Below, we'll filter to CMIP6 experiments matching:
- Sea Surface Height Above Geoid [m] (variable_id: `zos`)
- Shared Socioeconomic Pathway 5 (experiment_id: `ssp585`)

In [None]:
df_zos = df.query("variable_id == 'zos' & experiment_id == 'ssp585'")
df_zos

There's 272 modelled scenarios for SSP5.
Let's just get the URL to the first one in the list for now.

In [None]:
print(df_zos.zstore.iloc[0])

## Reading from the remote Zarr storage

In many cases, you'll need to first connect to the cloud provider.
The CMIP6 dataset allows anonymous access, but for some cases,
you may need to authenticate.

In [None]:
fs = gcsfs.GCSFileSystem(token="anon")

Next, we'll need a mapping to the Google Storage object.
This can be done using `fs.get_mapper`.

A more generic way (for other cloud providers) is to use
[`fsspec.get_mapper`](https://filesystem-spec.readthedocs.io/en/latest/api.html#fsspec.get_mapper) instead.

In [None]:
store = fs.get_mapper(
    "gs://cmip6/CMIP6/ScenarioMIP/NOAA-GFDL/GFDL-ESM4/ssp585/r1i1p1f1/Omon/zos/gn/v20180701/"
)

With that, we can open the Zarr store like so.

In [None]:
ds = xr.open_zarr(store=store, consolidated=True)
ds

### Selecting time slices

Let's say we want to calculate sea level change between
2015 and 2100. We can access just the specific time points
needed using [`xr.Dataset.sel`](https://docs.xarray.dev/en/stable/generated/xarray.Dataset.sel.html).

In [None]:
zos_2015jan = ds.zos.sel(time="2015-01-16").squeeze()
zos_2100dec = ds.zos.sel(time="2100-12-16").squeeze()

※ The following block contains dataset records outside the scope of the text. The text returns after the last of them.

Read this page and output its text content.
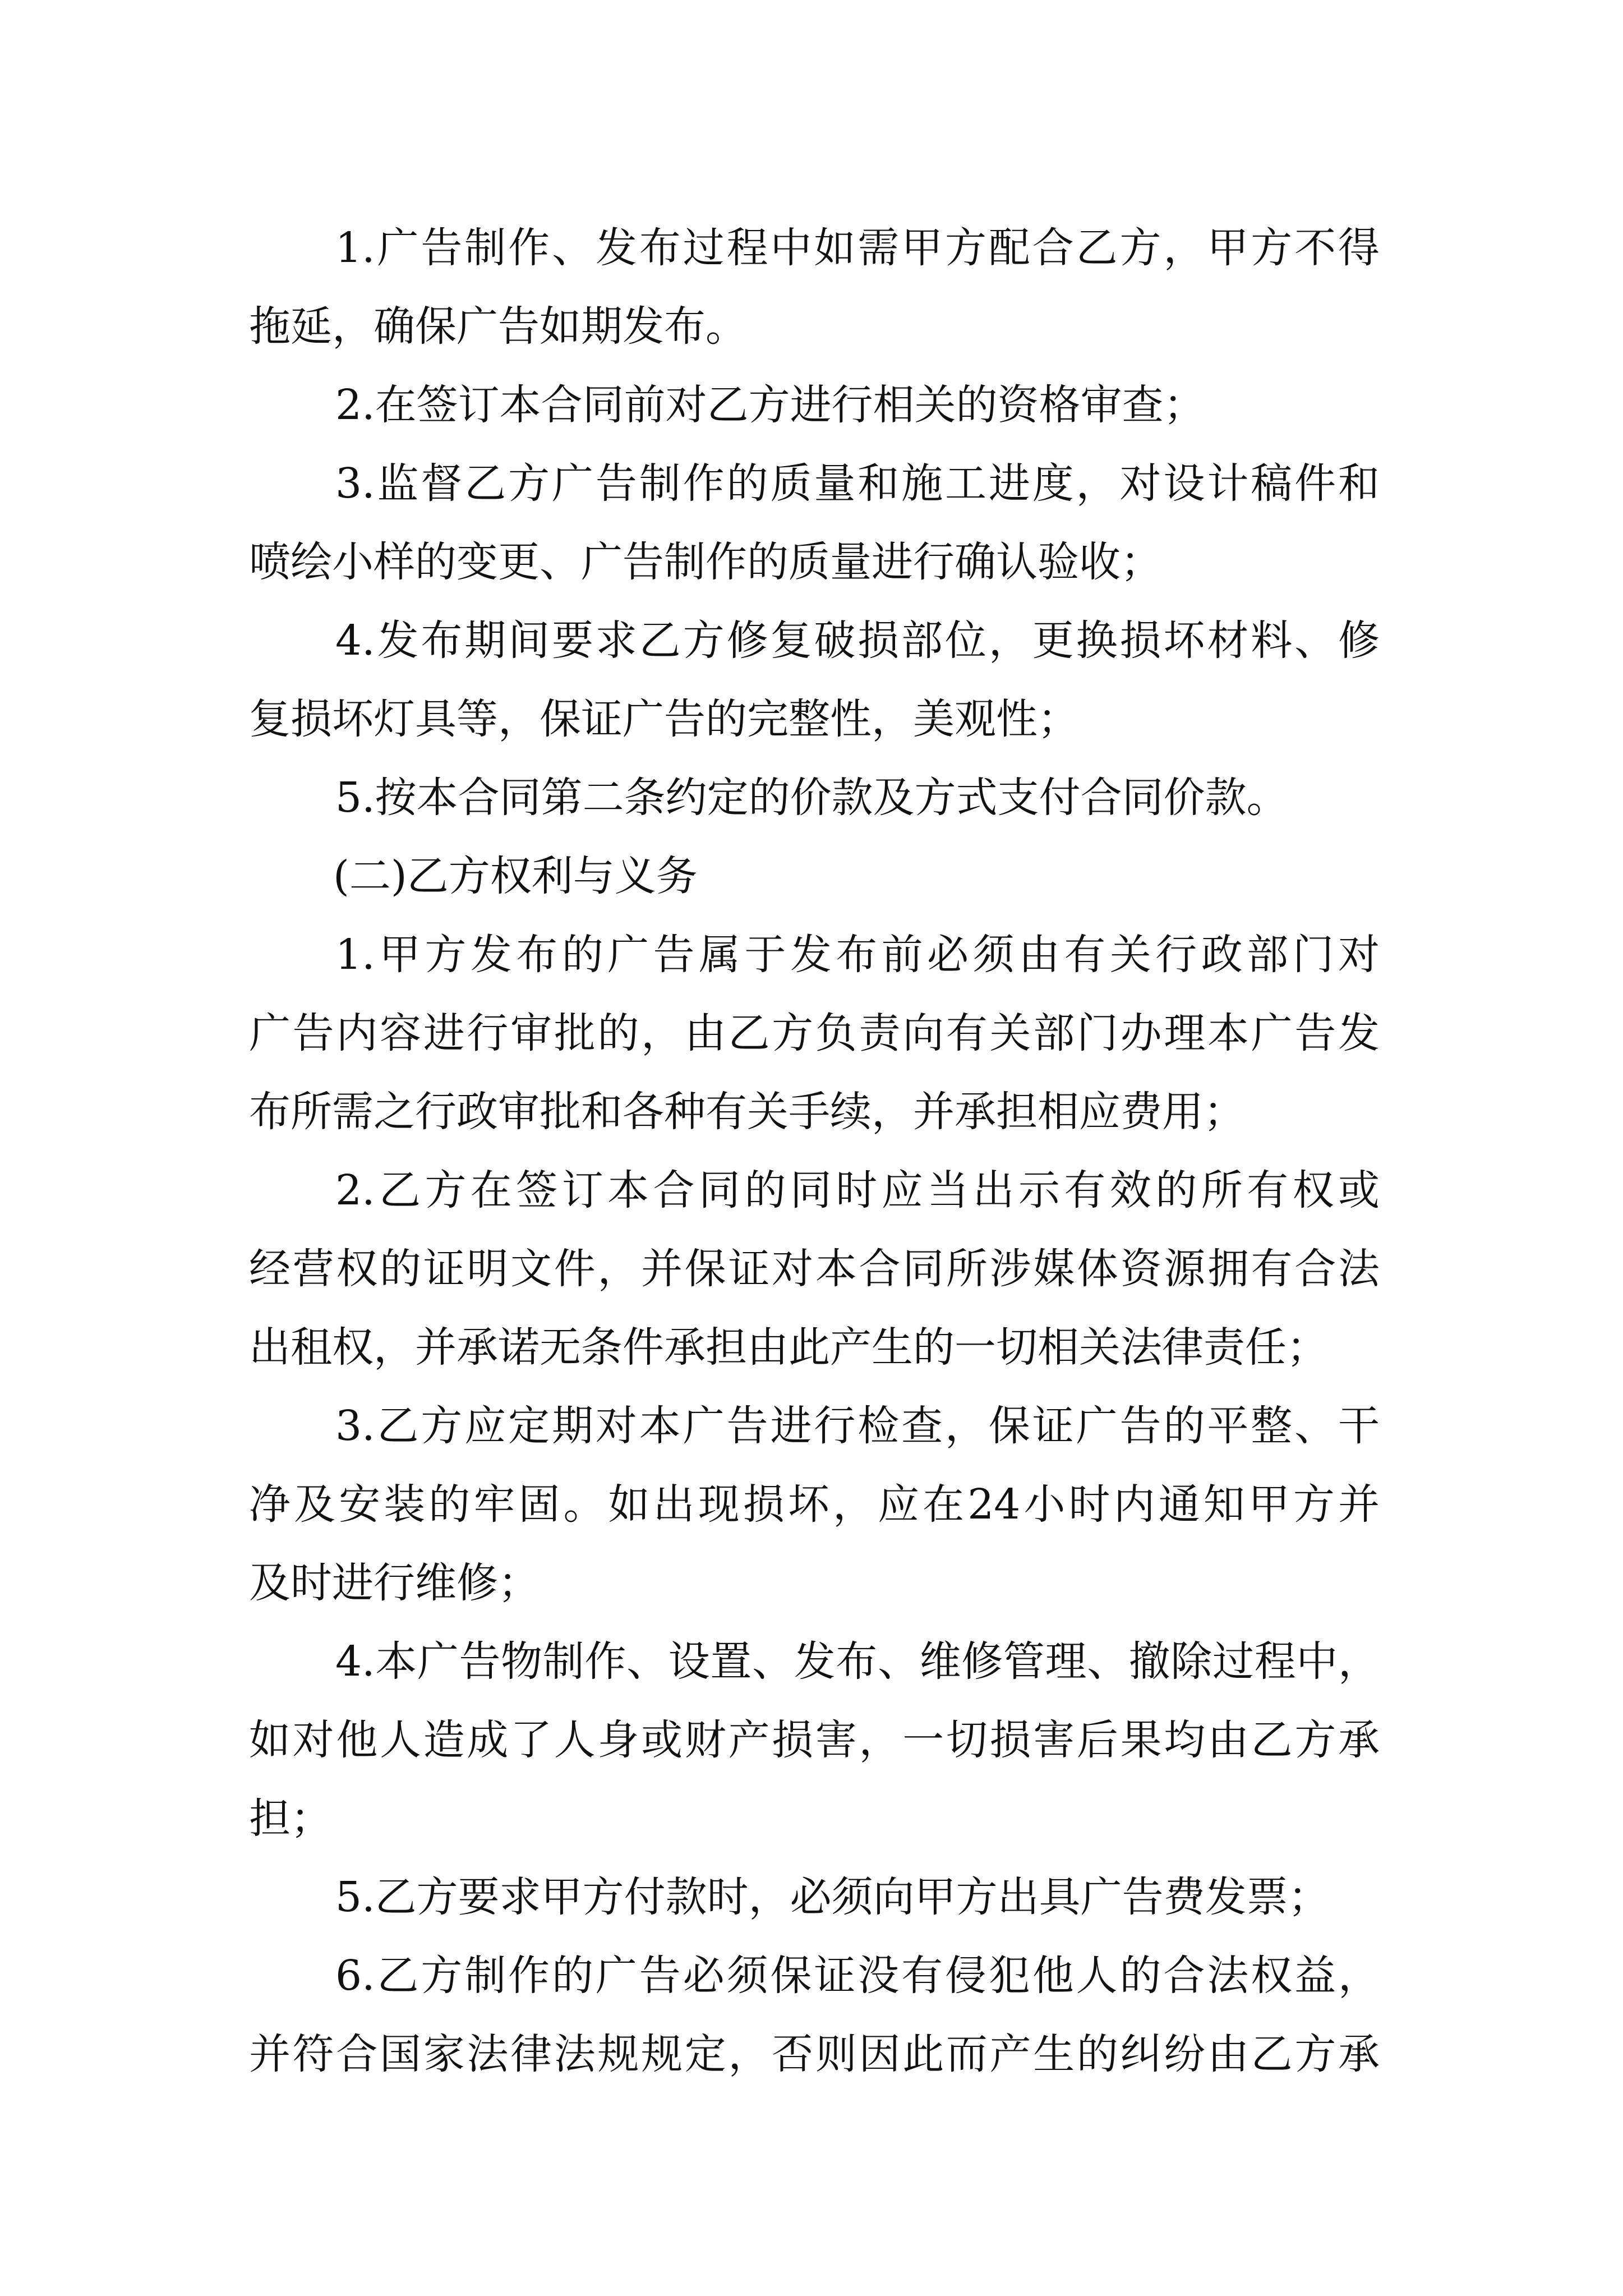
1.广告制作、发布过程中如需甲方配合乙方，甲方不得
拖延，确保广告如期发布。
2.在签订本合同前对乙方进行相关的资格审查；
3.监督乙方广告制作的质量和施工进度，对设计稿件和
喷绘小样的变更、广告制作的质量进行确认验收；
4.发布期间要求乙方修复破损部位，更换损坏材料、修
复损坏灯具等，保证广告的完整性，美观性；
5.按本合同第二条约定的价款及方式支付合同价款。
(二)乙方权利与义务
1.甲方发布的广告属于发布前必须由有关行政部门对
广告内容进行审批的，由乙方负责向有关部门办理本广告发
布所需之行政审批和各种有关手续，并承担相应费用；
2.乙方在签订本合同的同时应当出示有效的所有权或
经营权的证明文件，并保证对本合同所涉媒体资源拥有合法
出租权，并承诺无条件承担由此产生的一切相关法律责任；
3.乙方应定期对本广告进行检查，保证广告的平整、干
净及安装的牢固。如出现损坏，应在24小时内通知甲方并
及时进行维修；
4.本广告物制作、设置、发布、维修管理、撤除过程中，
如对他人造成了人身或财产损害，一切损害后果均由乙方承
担；
5.乙方要求甲方付款时，必须向甲方出具广告费发票；
6.乙方制作的广告必须保证没有侵犯他人的合法权益，
并符合国家法律法规规定，否则因此而产生的纠纷由乙方承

Sea level change would just be 2100 minus 2015.

In [None]:
sealevelchange = zos_2100dec - zos_2015jan

Note that up to this point, we have not actually downloaded any
(big) data yet from the cloud. This is all working based on
metadata only.

To bring the data from the cloud to your local computer, call `.compute`.
This will take a while depending on your connection speed.

In [None]:
sealevelchange = sealevelchange.compute()

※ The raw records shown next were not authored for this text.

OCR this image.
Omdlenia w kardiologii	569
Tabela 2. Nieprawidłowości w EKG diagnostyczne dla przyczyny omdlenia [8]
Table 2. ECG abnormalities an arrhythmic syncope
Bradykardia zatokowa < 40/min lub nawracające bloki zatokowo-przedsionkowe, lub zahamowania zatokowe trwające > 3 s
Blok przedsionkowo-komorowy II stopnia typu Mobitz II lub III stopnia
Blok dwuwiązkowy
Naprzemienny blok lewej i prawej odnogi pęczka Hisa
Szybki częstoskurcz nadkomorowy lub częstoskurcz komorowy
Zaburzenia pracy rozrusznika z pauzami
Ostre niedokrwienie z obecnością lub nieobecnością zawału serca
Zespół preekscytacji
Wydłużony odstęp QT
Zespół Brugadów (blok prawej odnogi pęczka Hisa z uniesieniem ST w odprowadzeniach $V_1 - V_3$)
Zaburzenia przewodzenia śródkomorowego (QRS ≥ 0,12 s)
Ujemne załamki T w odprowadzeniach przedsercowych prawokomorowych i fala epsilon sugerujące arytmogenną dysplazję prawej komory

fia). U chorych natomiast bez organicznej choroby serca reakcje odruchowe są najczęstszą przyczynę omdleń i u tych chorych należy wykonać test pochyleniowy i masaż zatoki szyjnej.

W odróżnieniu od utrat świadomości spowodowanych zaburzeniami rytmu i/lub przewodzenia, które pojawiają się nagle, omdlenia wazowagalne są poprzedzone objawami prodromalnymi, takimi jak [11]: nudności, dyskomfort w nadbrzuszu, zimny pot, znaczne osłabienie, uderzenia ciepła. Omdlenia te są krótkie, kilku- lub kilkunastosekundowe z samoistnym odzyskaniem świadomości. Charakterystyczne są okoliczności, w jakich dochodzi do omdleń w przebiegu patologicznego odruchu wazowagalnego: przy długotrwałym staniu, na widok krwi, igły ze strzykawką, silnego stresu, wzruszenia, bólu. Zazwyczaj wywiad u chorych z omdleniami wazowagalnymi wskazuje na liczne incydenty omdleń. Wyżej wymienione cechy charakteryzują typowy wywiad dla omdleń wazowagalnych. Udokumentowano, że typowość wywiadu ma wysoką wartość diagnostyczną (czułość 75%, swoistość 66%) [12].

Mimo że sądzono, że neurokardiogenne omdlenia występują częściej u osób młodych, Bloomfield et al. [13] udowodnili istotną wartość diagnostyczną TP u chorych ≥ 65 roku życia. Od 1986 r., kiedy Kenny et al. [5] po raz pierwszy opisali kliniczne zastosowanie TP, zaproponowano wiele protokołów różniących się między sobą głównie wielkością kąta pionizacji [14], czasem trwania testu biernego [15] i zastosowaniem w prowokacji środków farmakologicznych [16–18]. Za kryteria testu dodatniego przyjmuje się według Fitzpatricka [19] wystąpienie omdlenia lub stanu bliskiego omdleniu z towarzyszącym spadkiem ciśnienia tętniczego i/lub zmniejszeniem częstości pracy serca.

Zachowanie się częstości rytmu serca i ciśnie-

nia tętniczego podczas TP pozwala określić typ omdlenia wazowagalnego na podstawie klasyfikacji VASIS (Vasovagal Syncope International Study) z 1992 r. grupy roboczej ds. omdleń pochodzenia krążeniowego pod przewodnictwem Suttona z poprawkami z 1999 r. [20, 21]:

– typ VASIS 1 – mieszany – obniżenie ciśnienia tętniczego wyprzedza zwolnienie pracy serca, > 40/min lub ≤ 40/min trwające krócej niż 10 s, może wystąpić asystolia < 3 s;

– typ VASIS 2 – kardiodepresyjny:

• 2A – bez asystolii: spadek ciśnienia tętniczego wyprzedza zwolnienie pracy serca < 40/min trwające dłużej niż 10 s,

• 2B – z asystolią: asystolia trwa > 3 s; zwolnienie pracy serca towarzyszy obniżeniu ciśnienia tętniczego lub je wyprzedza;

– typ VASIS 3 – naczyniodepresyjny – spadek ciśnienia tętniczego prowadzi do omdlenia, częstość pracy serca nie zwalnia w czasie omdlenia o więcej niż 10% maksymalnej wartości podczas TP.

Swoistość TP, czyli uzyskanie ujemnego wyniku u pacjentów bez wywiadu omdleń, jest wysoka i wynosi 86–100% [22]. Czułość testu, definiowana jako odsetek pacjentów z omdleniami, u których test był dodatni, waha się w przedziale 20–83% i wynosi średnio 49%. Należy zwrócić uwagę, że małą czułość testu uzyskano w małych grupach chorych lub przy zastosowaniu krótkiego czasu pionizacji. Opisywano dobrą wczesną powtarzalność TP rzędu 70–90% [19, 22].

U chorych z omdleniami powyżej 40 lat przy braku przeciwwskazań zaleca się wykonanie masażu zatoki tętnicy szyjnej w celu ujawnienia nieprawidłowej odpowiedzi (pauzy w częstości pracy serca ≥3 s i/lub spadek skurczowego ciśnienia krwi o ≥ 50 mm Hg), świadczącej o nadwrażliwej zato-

We can do a quick plot to show how Sea Level is predicted to change
between 2015-2100 (from one modelled experiment).

In [None]:
sealevelchange.plot.imshow()

Notice the blue parts between -40 and -60 South where sea level has dropped?
That's to do with the Antarctic ice sheet losing mass and resulting in a lower
gravitational pull, resulting in a relative decrease in sea level. Over most
of the Northern Hemisphere though, sea level rise has increased between 2015 and 2100.

That's all! Hopefully this will get you started on accessing more cloud-native datasets!